The best way to prove that an intervention works is to directly test it, as you are suggesting. In this case, the best experiment would be to expose a group of volunteers to a fixed dose of Rhinovirus, and then place half of them on a well ­defined hot water drinking program (perhaps the other half could drink only cold water. If hot water program were effective, you would expect to see fewer colds develop in the hot water group than in the other group. This is a difficult study to perform: ideally, you would want to test a group of people who are identical in every way (genetics, behavior, environment, history of exposure to infections, etc.) except for the hot water drinking. In reality, this is quite hard to do, since every person is different! However, it might be possible to see an effect by studying a large group of people, especially if hot water drinking had a big impact (rather than a small effect) on whether or not colds developed after exposure to Rhinovirus. These types of studies can be very informative, but also can be complicated to interpret due to the inability to control all of the variables that may affect the outcome you are measuring (in this case, development of cold symptoms.) b. I do not know of any study considered to be definitive on this subject. However, I did a literature search and found a number of studies that have looked at the effect of hot liquids or steam inhalation on common cold symptoms, and I did find a number of these. You can read a few of these to get a feeling for the strengths and limitations. For example: i. Sanu and Eccles, 2008: This study tested the effect of hot liquid drinking on cold and flu symptoms in subjects who were recruited when they already had symptoms—the pathogen causing the symptoms is unknown. ii. Singh and Singh, 2013, meta-analysis of multiple studies looking at steam inhalation and common cold symptoms.

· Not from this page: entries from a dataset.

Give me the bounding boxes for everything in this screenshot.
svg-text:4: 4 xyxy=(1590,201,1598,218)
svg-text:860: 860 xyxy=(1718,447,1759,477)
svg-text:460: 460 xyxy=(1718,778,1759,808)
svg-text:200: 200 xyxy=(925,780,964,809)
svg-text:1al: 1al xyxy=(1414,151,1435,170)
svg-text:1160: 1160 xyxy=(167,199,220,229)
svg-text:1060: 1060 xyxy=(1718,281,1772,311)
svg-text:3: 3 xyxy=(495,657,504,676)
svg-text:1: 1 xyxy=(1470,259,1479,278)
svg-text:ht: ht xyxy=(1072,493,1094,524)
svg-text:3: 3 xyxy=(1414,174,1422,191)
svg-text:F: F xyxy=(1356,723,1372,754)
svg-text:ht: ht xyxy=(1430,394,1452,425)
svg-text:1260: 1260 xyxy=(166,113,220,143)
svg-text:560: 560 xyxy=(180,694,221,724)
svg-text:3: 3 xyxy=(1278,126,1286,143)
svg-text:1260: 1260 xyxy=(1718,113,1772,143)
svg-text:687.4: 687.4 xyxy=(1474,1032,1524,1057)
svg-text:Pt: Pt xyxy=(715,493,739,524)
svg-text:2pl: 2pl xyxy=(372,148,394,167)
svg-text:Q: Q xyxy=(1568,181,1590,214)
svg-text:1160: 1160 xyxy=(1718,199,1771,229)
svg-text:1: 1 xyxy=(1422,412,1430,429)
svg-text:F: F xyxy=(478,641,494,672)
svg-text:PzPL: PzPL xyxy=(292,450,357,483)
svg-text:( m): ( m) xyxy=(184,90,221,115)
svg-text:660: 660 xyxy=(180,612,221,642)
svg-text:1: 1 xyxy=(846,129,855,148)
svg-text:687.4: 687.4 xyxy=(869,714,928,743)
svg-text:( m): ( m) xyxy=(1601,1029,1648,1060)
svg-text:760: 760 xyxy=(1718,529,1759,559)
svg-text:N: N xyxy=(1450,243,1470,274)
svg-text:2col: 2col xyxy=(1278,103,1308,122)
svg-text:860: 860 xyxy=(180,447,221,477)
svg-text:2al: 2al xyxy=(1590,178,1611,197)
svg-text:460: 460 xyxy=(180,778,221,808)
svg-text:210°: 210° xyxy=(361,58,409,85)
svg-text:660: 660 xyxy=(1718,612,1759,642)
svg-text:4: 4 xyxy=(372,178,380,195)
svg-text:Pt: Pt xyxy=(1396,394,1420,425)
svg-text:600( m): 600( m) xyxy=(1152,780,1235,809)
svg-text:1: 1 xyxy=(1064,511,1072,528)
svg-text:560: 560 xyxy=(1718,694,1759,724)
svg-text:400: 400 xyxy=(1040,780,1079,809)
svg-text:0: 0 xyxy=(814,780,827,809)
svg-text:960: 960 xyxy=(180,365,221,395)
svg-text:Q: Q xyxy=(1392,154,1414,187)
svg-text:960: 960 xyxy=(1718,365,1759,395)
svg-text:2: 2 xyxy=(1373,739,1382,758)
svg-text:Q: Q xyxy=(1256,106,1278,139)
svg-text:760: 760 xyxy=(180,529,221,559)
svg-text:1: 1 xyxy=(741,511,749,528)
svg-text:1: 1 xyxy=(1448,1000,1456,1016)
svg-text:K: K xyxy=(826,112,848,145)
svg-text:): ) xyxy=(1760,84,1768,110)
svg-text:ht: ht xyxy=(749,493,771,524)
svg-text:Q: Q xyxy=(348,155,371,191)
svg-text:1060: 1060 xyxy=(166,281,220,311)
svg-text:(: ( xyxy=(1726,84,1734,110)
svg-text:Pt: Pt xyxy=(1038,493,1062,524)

Q. You have emphasized on cell autonomous response to viral infections, what about the other aspects of the immune response? Do you think they could also contribute to temperature sensitivity?

We only looked at the cell autonomous immune responses in this study, and these were solely responsible for the temperature ­dependent blockade of Rhinovirus in our experiments. In the body, where many cell types are present, the responses we examined (RIG­I like receptor signaling and the Type I interferon response) can profoundly affect nearby and even distant cells through the action of secreted chemicals (cytokines). In this way, the phenomena we observed could also contribute to the temperature ­dependence of other immune responses; however, as yet we have no evidence for this.